Procurando energias positivas, lembrei-me que era para este tipo de coisas que a Antena 3 estava a cobrir o festival e por isso estive atento ao que se passava. Ouvi o concerto de Sean Riley and the Slow Riders, a entrevista aos Walkmen e três temas deles, New Year incluída. Ao pôr-do-sol entrei na estrada do Meco, um pequeno paraíso verdejante que tem virado inferno três dias por ano. Por falar em virar, achei por bem fazer isso mesmo a um terço de uma garrafinha de Grant’s e morder umas Maria’s. Só para abrir o apetite. Tame Impala esperavam por nós. A vida voltava a ficar mais bela. Campos de morangos para sempre.
Estacionámos os carros num parque escondido na última curva antes do recinto, a cerca de um quilómetro de distância. Evitávamos o abundante pó dos parques principais e a confusão de partidas e chegadas. Joinha. Na subida para o recinto juntámo-nos ao Huguinho e à Sílvia, que acabavam de chegar. Vinham amarelos, coitados, tinham passado pelo mesmo, um ou dois quilómetros lá para trás.
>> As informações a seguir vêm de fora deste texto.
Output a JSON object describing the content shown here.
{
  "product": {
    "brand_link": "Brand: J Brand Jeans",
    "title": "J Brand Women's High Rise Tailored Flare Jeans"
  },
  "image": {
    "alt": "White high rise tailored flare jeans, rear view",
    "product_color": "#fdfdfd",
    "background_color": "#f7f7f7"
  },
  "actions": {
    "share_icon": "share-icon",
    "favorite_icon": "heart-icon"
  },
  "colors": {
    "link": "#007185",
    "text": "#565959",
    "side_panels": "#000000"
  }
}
Teríamos ficado com eles mas a meio caminho a Silvia esqueceu-se de algo no carro e praticamente já não os voltei a ver, excepção a um brinde-relâmpago feito na zona de restauração. O Huguinho e a Sílvia casam ainda este ano (L).
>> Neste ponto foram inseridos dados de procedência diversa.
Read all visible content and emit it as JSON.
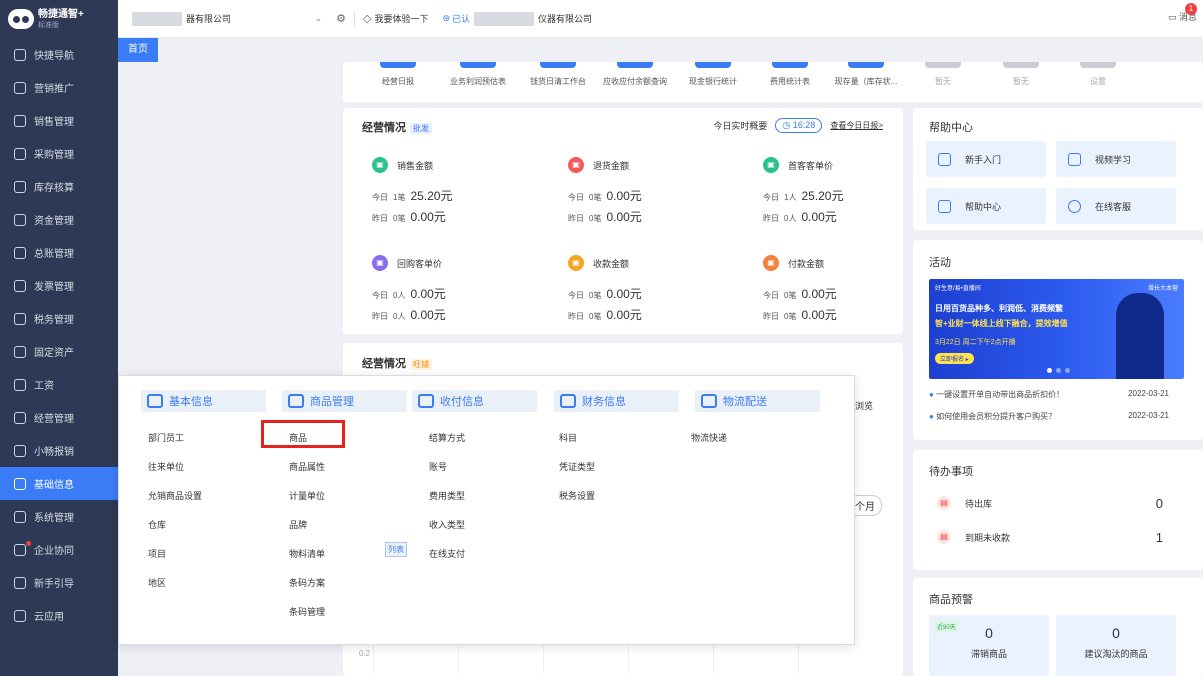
{
  "app": {
    "name": "畅捷通智+",
    "edition": "标准版"
  },
  "sidebar": {
    "items": [
      {
        "label": "快捷导航"
      },
      {
        "label": "营销推广"
      },
      {
        "label": "销售管理"
      },
      {
        "label": "采购管理"
      },
      {
        "label": "库存核算"
      },
      {
        "label": "资金管理"
      },
      {
        "label": "总账管理"
      },
      {
        "label": "发票管理"
      },
      {
        "label": "税务管理"
      },
      {
        "label": "固定资产"
      },
      {
        "label": "工资"
      },
      {
        "label": "经营管理"
      },
      {
        "label": "小畅报销"
      },
      {
        "label": "基础信息"
      },
      {
        "label": "系统管理"
      },
      {
        "label": "企业协同"
      },
      {
        "label": "新手引导"
      },
      {
        "label": "云应用"
      }
    ]
  },
  "topbar": {
    "company": "仪器有限公司",
    "company_short": "器有限公司",
    "try_label": "我要体验一下",
    "cert_label": "已认",
    "cert_company": "仪器有限公司",
    "message": "消息",
    "badge": "1"
  },
  "tabs": {
    "home": "首页"
  },
  "quick": {
    "items": [
      "经营日报",
      "业务利润预估表",
      "钱货日清工作台",
      "应收应付余额查询",
      "现金银行统计",
      "费用统计表",
      "现存量（库存状...",
      "暂无",
      "暂无",
      "设置"
    ]
  },
  "ops": {
    "title": "经营情况",
    "tag": "批发",
    "realtime": "今日实时概要",
    "time": "16:28",
    "link": "查看今日日报>",
    "today": "今日",
    "yesterday": "昨日",
    "stats": [
      {
        "label": "销售金额",
        "today_n": "1笔",
        "today_v": "25.20元",
        "yest_n": "0笔",
        "yest_v": "0.00元"
      },
      {
        "label": "退货金额",
        "today_n": "0笔",
        "today_v": "0.00元",
        "yest_n": "0笔",
        "yest_v": "0.00元"
      },
      {
        "label": "首客客单价",
        "today_n": "1人",
        "today_v": "25.20元",
        "yest_n": "0人",
        "yest_v": "0.00元"
      },
      {
        "label": "回购客单价",
        "today_n": "0人",
        "today_v": "0.00元",
        "yest_n": "0人",
        "yest_v": "0.00元"
      },
      {
        "label": "收款金额",
        "today_n": "0笔",
        "today_v": "0.00元",
        "yest_n": "0笔",
        "yest_v": "0.00元"
      },
      {
        "label": "付款金额",
        "today_n": "0笔",
        "today_v": "0.00元",
        "yest_n": "0笔",
        "yest_v": "0.00元"
      }
    ]
  },
  "ops2": {
    "title": "经营情况",
    "tag": "旺铺",
    "peek": "浏览",
    "month": "个月",
    "axis": "0.2"
  },
  "help": {
    "title": "帮助中心",
    "items": [
      "新手入门",
      "视频学习",
      "帮助中心",
      "在线客服"
    ]
  },
  "activity": {
    "title": "活动",
    "banner_top": "好生意/易•直播间",
    "banner_right": "增长大本营",
    "banner_line1": "日用百货品种多、利润低、消费频繁",
    "banner_line2": "智+业财一体线上线下融合，提效增值",
    "banner_date": "3月22日 周二下午2点开播",
    "banner_btn": "立即报名 ▸",
    "news": [
      {
        "text": "一键设置开单自动带出商品折扣价！",
        "date": "2022-03-21"
      },
      {
        "text": "如何使用会员积分提升客户购买？",
        "date": "2022-03-21"
      }
    ]
  },
  "todo": {
    "title": "待办事项",
    "items": [
      {
        "label": "待出库",
        "count": "0"
      },
      {
        "label": "到期未收款",
        "count": "1"
      }
    ]
  },
  "warning": {
    "title": "商品预警",
    "tag": "近90天",
    "cards": [
      {
        "value": "0",
        "label": "滞销商品"
      },
      {
        "value": "0",
        "label": "建议淘汰的商品"
      }
    ]
  },
  "menu": {
    "columns": [
      {
        "title": "基本信息",
        "items": [
          "部门员工",
          "往来单位",
          "允销商品设置",
          "仓库",
          "项目",
          "地区"
        ]
      },
      {
        "title": "商品管理",
        "items": [
          "商品",
          "商品属性",
          "计量单位",
          "品牌",
          "物料清单",
          "条码方案",
          "条码管理"
        ]
      },
      {
        "title": "收付信息",
        "items": [
          "结算方式",
          "账号",
          "费用类型",
          "收入类型",
          "在线支付"
        ]
      },
      {
        "title": "财务信息",
        "items": [
          "科目",
          "凭证类型",
          "税务设置"
        ]
      },
      {
        "title": "物流配送",
        "items": [
          "物流快递"
        ]
      }
    ],
    "list_tag": "列表"
  }
}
Pulseira colocada e seguimos para Tame Impala, banda que viaja pelas coloridas estradas do psicadelismo rockeiro e cuja voz do líder é demasiado parecida à do John Lennon. Ou assim parece em estúdio – eu cá não dei por nada ouvindo o bicho ali ao pé.
Depois de me encontrar com a Filipa e a Pat na sala de imprensa, na qual jantei filetes de pescada e um hamburguer em miniatura e mais filetes de pescada, corri para o primeiro grande momento do festival. Pelo menos um dos mais aguardados. Beirut.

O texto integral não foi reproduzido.